Going down we pick up our pace; Anthony lets me lead. I scramble over the rock trying to intuit the best line down the mountain. Once down, I linger a moment to drench my face in the cool waters of the Torrent d’Almedra. We cross a longer bridge and then rise briefly again into the mountains, donning our head torches to enter a series of dark canaletas – 100m-long tunnels through the mountains. The contrast to the bright sun is surreal – and mildly unnerving.
We meet Anthony’s wife Alexina – another Ultra trail runner – who has run up to meet us after the canaletas. We have better terrain now and can move more freely. We eat up the final 8km down to Solleric and then the final push on the tarmac – bounteous tarmac! – back to Alaro, right under the shadow of its famous castle. We cross our finish, our wide staring eyes and heaving chests betraying our mini physical epic. The crossing was only 22km in distance, but around 1,050m of ascent.
Anthony takes me to a little vegetarian restaurant called Eco Senalla, where we elatedly raise a beer and feast on parsley soup followed by crêpes with cheese, asparagus, tomatoes, spinach and peppers.

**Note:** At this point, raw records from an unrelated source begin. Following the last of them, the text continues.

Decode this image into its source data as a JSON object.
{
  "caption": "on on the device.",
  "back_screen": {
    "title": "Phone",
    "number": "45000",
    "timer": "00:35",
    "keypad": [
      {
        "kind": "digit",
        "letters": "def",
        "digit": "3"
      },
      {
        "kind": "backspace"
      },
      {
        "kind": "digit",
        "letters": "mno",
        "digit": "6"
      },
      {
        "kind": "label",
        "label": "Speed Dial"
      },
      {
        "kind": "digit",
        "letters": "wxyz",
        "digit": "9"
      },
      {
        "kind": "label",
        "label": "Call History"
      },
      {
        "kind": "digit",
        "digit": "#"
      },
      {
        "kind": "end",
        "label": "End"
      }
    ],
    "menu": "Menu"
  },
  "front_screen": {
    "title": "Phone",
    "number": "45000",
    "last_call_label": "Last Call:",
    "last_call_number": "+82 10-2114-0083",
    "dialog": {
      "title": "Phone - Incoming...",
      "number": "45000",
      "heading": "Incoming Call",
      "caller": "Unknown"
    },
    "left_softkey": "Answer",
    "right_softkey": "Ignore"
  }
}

We discuss Tramuntana’s appeal. “I think it’s the mix – ease of access, views, varied terrain, plenty of vertical,” says Anthony. “Plus the fact that you can finish at the beach.”
After lamb chops and grilled prawns at Son Brull, I hop on a late flight back to Gatwick, my legs still fizzing with pain and nerves. I’m back in my own bed in west London by the early hours of Monday morning – in slight disbelief that I traversed dozens of kilometres in distance, over a thousand metres in ascent and many hundreds of years of history, all in the course of 36 hours.